Editor’s note: Each Wednesday, Talk Business & Politics provides “Health Beat,” a round-up health-related topics.
OHIO ADOPTS MEDICAL MARIJUANA DRAFT RULES, PATIENTS PAY $50 ANNUAL MEMBERSHIP FEE
Patients wanting to use medical marijuana in Ohio’s new program would have to pay a $50 annual fee for their membership card, under draft rules released Friday (Jan 27). The fee would be $25 for veterans or people who receive federal disability benefits. Patients and caregivers would register with the Ohio State Board of Pharmacy, possibly through their doctor’s office, and receive an ID card to buy marijuana at retail dispensaries.

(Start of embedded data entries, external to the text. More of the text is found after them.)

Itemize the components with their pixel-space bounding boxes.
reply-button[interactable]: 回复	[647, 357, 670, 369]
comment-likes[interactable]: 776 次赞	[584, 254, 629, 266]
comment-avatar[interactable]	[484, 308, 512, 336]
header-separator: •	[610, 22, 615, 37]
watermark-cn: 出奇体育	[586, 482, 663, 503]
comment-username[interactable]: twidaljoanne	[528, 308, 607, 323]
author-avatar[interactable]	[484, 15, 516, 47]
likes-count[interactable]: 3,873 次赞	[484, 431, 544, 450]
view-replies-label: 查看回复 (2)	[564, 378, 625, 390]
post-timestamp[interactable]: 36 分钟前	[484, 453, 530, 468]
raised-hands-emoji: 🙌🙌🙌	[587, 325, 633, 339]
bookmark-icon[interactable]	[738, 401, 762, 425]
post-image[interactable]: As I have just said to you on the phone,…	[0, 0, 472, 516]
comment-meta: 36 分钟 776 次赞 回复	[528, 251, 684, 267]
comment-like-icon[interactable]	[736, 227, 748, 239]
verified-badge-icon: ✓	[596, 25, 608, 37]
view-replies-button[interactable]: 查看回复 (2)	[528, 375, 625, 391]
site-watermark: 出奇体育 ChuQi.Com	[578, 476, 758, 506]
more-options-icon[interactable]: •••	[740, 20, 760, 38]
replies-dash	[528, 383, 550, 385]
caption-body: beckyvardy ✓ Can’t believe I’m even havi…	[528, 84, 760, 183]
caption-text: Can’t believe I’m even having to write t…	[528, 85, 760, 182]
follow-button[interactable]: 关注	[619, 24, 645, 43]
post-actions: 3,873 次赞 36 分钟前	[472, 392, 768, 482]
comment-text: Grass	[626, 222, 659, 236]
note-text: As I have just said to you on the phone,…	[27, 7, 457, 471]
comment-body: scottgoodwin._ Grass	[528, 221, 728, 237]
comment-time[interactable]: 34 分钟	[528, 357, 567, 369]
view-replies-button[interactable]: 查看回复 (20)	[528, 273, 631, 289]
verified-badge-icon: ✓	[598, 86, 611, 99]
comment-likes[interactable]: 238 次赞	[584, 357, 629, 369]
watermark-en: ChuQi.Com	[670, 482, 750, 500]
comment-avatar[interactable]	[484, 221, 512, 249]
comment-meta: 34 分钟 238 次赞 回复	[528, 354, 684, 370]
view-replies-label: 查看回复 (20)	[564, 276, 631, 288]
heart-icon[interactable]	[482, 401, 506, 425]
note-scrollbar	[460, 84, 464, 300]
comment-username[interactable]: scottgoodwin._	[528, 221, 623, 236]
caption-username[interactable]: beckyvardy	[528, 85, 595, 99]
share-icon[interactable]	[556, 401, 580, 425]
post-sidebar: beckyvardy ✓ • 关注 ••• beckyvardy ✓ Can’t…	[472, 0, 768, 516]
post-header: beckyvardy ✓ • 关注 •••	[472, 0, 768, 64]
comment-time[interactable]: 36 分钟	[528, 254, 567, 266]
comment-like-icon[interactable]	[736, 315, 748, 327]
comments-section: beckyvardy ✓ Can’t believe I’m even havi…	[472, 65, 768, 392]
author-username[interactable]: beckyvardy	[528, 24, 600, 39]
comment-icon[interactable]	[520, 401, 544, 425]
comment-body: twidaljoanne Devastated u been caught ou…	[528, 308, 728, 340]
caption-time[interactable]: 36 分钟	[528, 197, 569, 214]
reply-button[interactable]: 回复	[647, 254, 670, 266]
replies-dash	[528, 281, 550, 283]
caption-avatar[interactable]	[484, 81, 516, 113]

Up to 40 licenses for medical marijuana product manufacturers, called processors, would be available, under proposed rules. Processors would have to pay a $10,000 application fee and a $90,000 license fee. Renewals would cost $100,000 a year. Ohio’s medical marijuana law allows patients with 20 medical conditions to buy and use marijuana if recommended by a doctor. The law prohibits smoking and growing marijuana at home.
REPEAL ALL OF OBAMACARE? PRIMARY CARE PHYSICIANS NOT IN FAVOR, SURVEY SAYS
Results of a random sample survey of 426 primary care physicians by a team of researchers found that the majority do not support repealing the Patient Protection and Affordable Care Act in its entirety, and the percentage of those who support complete repeal is lower than that of the general public.
In a summary of the survey results, published in the New England Journal of Medicine on Jan. 25, the research team says 15% of responding physicians supported complete repeal of the act. Of those who self-reported voting for President Donald Trump, 38 percent did so. The participants were drawn from the American Medical Association’s Physician Masterfile, a database of more than 1.4 million physicians, residents and medical students in the U.S.
MOST HEALTHCARE PATIENTS FIND IT DIFFICULT TO GET UP-FRONT COSTS ESTIMATES
Three in four patients (74.7%) said receiving up-front cost estimates would positively impact their view of a healthcare provider, according to a new survey from TransUnion Healthcare. The findings also demonstrate that patient interest in up-front costs has risen over the last 18 months.
A similar TransUnion survey in 2015 found that 57% of patients would be more willing to return to a healthcare provider if they were given billing estimates at the point of service. The survey also found that almost half (43%) said it was somewhat or very difficult to get information on costs, while another 21% of patients had never tried to get procedure cost information.
TransUnion surveyed 2,058 consumers at the end of November 2016 who had health insurance, managed their own healthcare decisions, and had received healthcare services in the last year.